• Joy Cook

Intuitive Money Management


intuitive money management


Meet Joy Cook

Joy Cook is a certified life coach and Founder of Inspiring J.O.Y., Inc. In her line of work, she helps people explore possibilities, strategies, and solutions to reset and enhance wellness in well-being, finances, and relationships. Joy's goal is to equip her clients with the clarity and confidence necessary for creating whole-life success.


Tune in as she and Grace & Grind Editor in Chief Kharissa Forte discuss life-elevating topics that will help you reset, recenter, and reclaim your JOY.


About This Episode

In this episode, Joy switches hats from certified life coach to accountant as she helps us practice money management skills from a place that aligns with our best self and our highest good.





Key Lessons:

  1. Money is a relationship of energetic exchange.

  2. You can only grow to the extent of your exposure. If your money isn't growing, check its volume of exposure.

  3. A budget helps you see where your money is going and ensure it goes where it needs to go.

  4. Your living expenses should be about 30-50% of your income.

Savings and Taxes:

  1. Your savings account is not an alternative checking account.

  2. There are two basic types of savings accounts everyone should have: emergency fund and living expenses.

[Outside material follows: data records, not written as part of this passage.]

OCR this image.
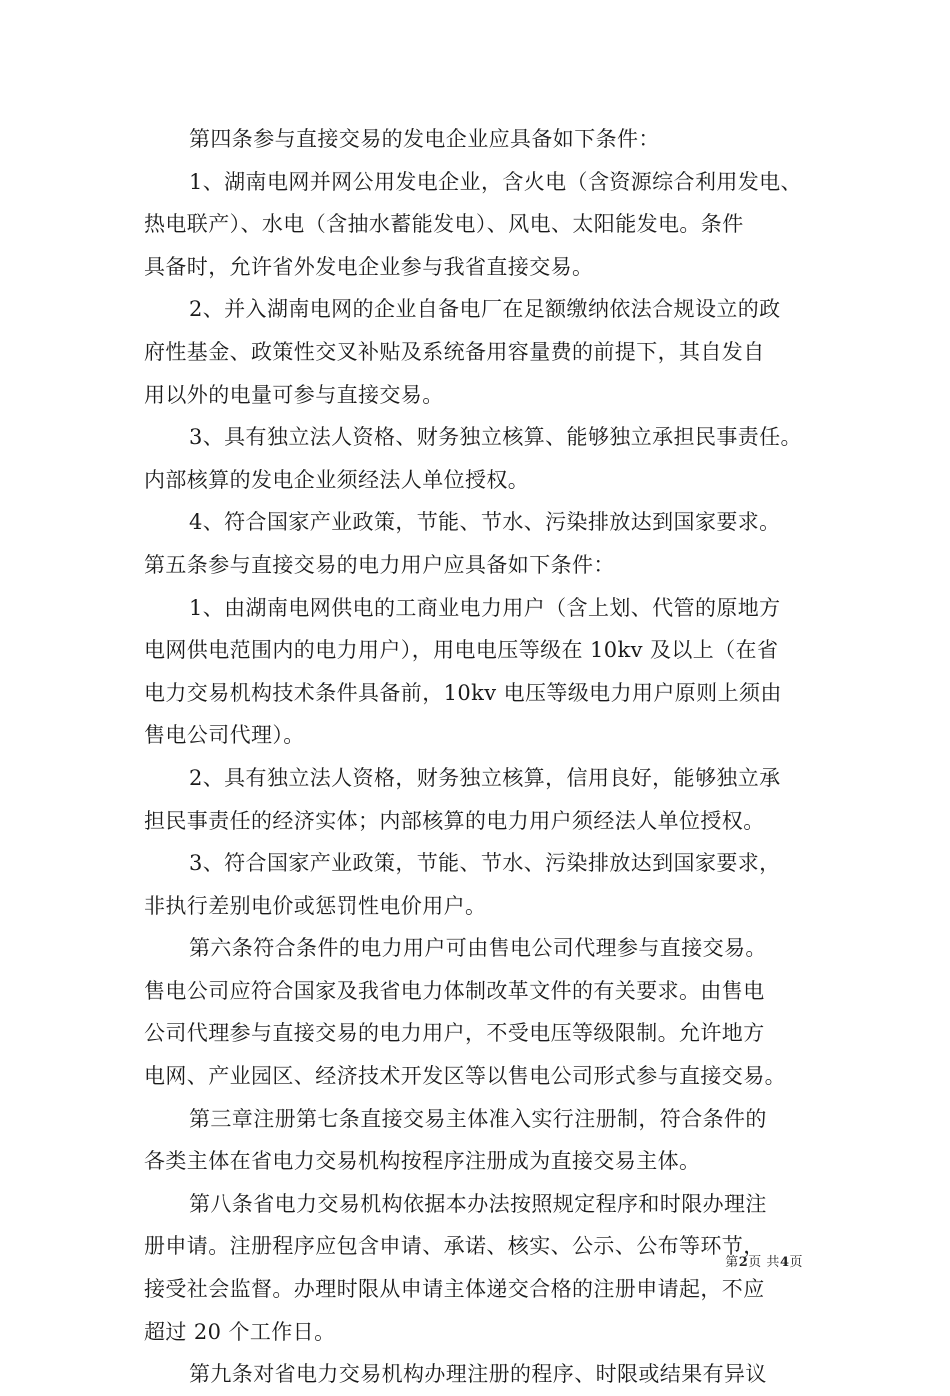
第四条参与直接交易的发电企业应具备如下条件：
1、湖南电网并网公用发电企业，含火电（含资源综合利用发电、
热电联产）、水电（含抽水蓄能发电）、风电、太阳能发电。条件
具备时，允许省外发电企业参与我省直接交易。
2、并入湖南电网的企业自备电厂在足额缴纳依法合规设立的政
府性基金、政策性交叉补贴及系统备用容量费的前提下，其自发自
用以外的电量可参与直接交易。
3、具有独立法人资格、财务独立核算、能够独立承担民事责任。
内部核算的发电企业须经法人单位授权。
4、符合国家产业政策，节能、节水、污染排放达到国家要求。
第五条参与直接交易的电力用户应具备如下条件：
1、由湖南电网供电的工商业电力用户（含上划、代管的原地方
电网供电范围内的电力用户），用电电压等级在 10kv 及以上（在省
电力交易机构技术条件具备前，10kv 电压等级电力用户原则上须由
售电公司代理）。
2、具有独立法人资格，财务独立核算，信用良好，能够独立承
担民事责任的经济实体；内部核算的电力用户须经法人单位授权。
3、符合国家产业政策，节能、节水、污染排放达到国家要求，
非执行差别电价或惩罚性电价用户。
第六条符合条件的电力用户可由售电公司代理参与直接交易。
售电公司应符合国家及我省电力体制改革文件的有关要求。由售电
公司代理参与直接交易的电力用户，不受电压等级限制。允许地方
电网、产业园区、经济技术开发区等以售电公司形式参与直接交易。
第三章注册第七条直接交易主体准入实行注册制，符合条件的
各类主体在省电力交易机构按程序注册成为直接交易主体。
第八条省电力交易机构依据本办法按照规定程序和时限办理注
册申请。注册程序应包含申请、承诺、核实、公示、公布等环节，
接受社会监督。办理时限从申请主体递交合格的注册申请起，不应
超过 20 个工作日。
第九条对省电力交易机构办理注册的程序、时限或结果有异议
第2页 共4页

  3. A poverty mindset is the belief that you'll never have enough money and, consequently, that you won't experience true contentment. This belief leads to poor financial decisions often driven by fear and a desire for instant gratification.

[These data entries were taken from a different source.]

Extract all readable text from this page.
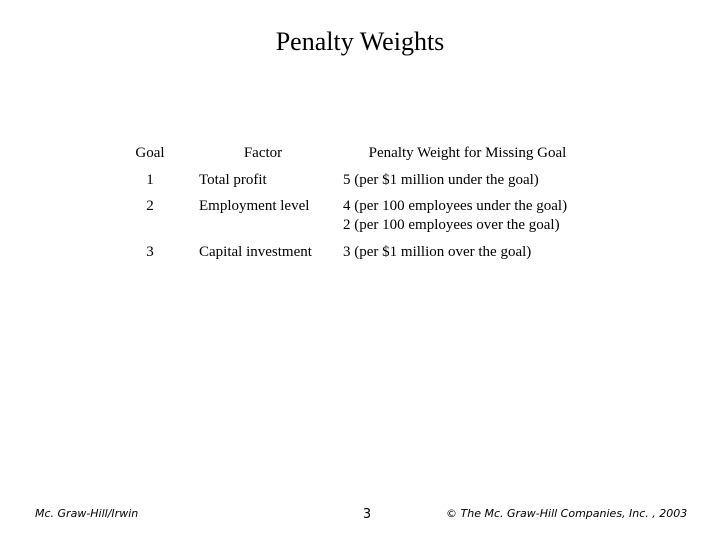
Penalty Weights
Goal	Factor	Penalty Weight for Missing Goal
1	Total profit	5 (per $1 million under the goal)
2	Employment level 4 (per 100 employees under the goal)
2 (per 100 employees over the goal)
3	Capital investment 3 (per $1 million over the goal)
Mc. Graw-Hill/Irwin	3	© The Mc. Graw-Hill Companies, Inc. , 2003
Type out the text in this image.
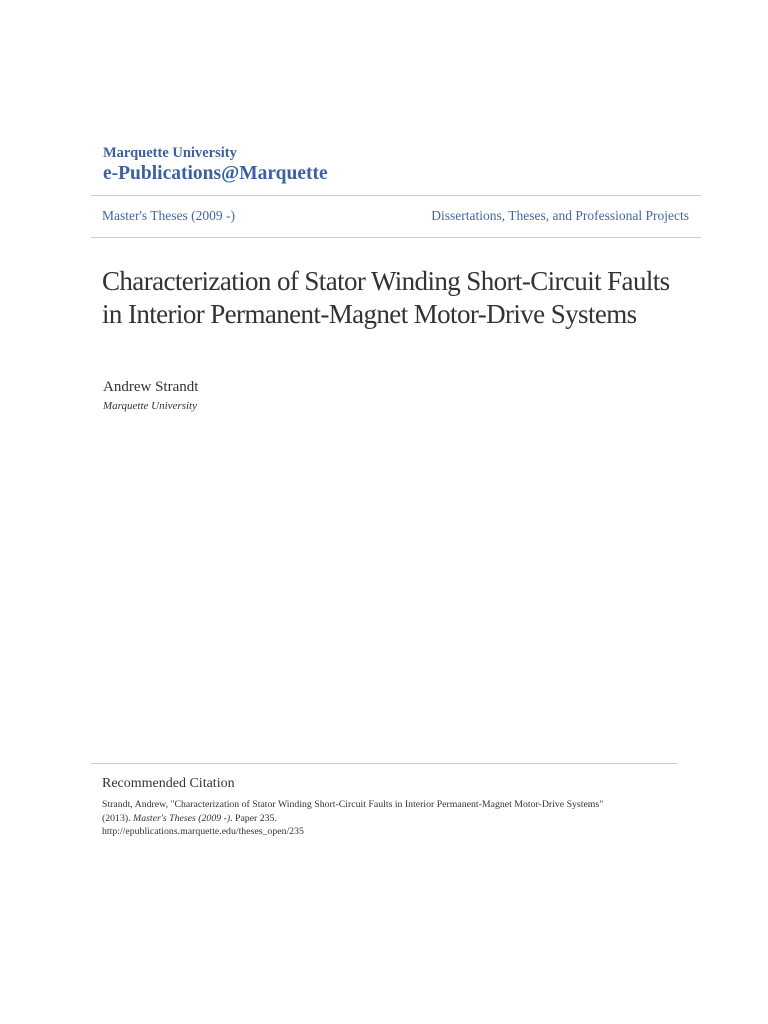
Marquette University
e-Publications@Marquette
Master's Theses (2009 -)	Dissertations, Theses, and Professional Projects
Characterization of Stator Winding Short-Circuit Faults in Interior Permanent-Magnet Motor-Drive Systems
Andrew Strandt
Marquette University
Recommended Citation
Strandt, Andrew, "Characterization of Stator Winding Short-Circuit Faults in Interior Permanent-Magnet Motor-Drive Systems"
(2013). Master's Theses (2009 -). Paper 235.
http://epublications.marquette.edu/theses_open/235
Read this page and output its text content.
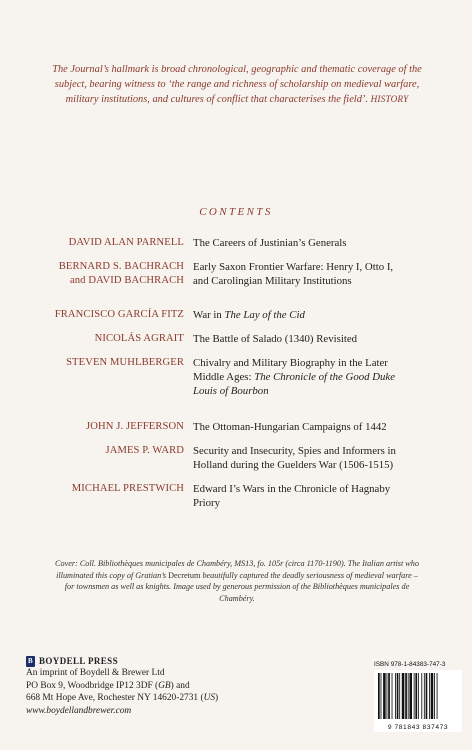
The Journal’s hallmark is broad chronological, geographic and thematic coverage of the
subject, bearing witness to ‘the range and richness of scholarship on medieval warfare,
military institutions, and cultures of conflict that characterises the field’. HISTORY
CONTENTS
DAVID ALAN PARNELL The Careers of Justinian’s Generals
BERNARD S. BACHRACH
and DAVID BACHRACH
Early Saxon Frontier Warfare: Henry I, Otto I,
and Carolingian Military Institutions
FRANCISCO GARCÍA FITZ War in The Lay of the Cid
NICOLÁS AGRAIT The Battle of Salado (1340) Revisited
STEVEN MUHLBERGER Chivalry and Military Biography in the Later
Middle Ages: The Chronicle of the Good Duke
Louis of Bourbon
JOHN J. JEFFERSON The Ottoman-Hungarian Campaigns of 1442
JAMES P. WARD Security and Insecurity, Spies and Informers in
Holland during the Guelders War (1506-1515)
MICHAEL PRESTWICH Edward I’s Wars in the Chronicle of Hagnaby
Priory
Cover: Coll. Bibliothèques municipales de Chambéry, MS13, fo. 105r (circa 1170-1190). The Italian artist who
illuminated this copy of Gratian’s Decretum beautifully captured the deadly seriousness of medieval warfare –
for townsmen as well as knights. Image used by generous permission of the Bibliothèques municipales de
Chambéry.
B BOYDELL PRESS
An imprint of Boydell & Brewer Ltd
PO Box 9, Woodbridge IP12 3DF (GB) and
668 Mt Hope Ave, Rochester NY 14620-2731 (US)
www.boydellandbrewer.com
ISBN 978-1-84383-747-3
9 781843 837473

  4. Large tax refunds indicate that you're overpaying your taxes throughout the year – essentially, loaning money to the government interest free.

  5. If you have debt, you don't have savings until that debt is paid.

Investing vs Giving:

  1. Investing is about risk and reward.

  2. Giving is an energetic, universal investment detached from the motive of getting anything in return.

  3. Life insurance, retirement and inheritance are forms of investments.

  4. Compound interest allows money to work for you.

Spending and Credit:

  1. If you can't buy it twice, you can't afford it.

  2. Paying yourself has to be more about investing in your future than buying things.

  3. Credit is okay to help, but should not be a primary financial tool.

  4. Credit cards should be utilized at 30% or less of the limit with 50% being the absolute max.

Entrepreneurship:

  1. Business owners should have a savings account similar to that of a personal living expenses account as well as an account for taxes.

  2. Don't quit a job without your financial house being in order.

  3. Strategies for health insurance and retirement funds should be considered in the process of starting a business.

#JOYDROPS:

  • Save for the life you want!

  • We have to choose stability over instant gratification.

  • Don't be disconnected from the business of having a business.

  • Giving based on gains is manipulation.

  • There's a difference between starting a business and creating sustainability.

  • Young people have time and no wisdom. Elders have wisdom and no time.


Self-Reflection:

  • How can you tackle your debt in a manner that allows you to still have some wiggle room?

  • What constitutes a financial emergency for your family? Is $1,000 reasonable for your household? Create a plan for opening an emergency fund savings account.

  • Evaluate your living expenses for six months and create a plan for opening a living expenses savings account.

  • Reserach compound interest and figure out how to set up your own account.

  • How has your Ego allowed you to satisfy self instead of making sacrifices for the greater good of self?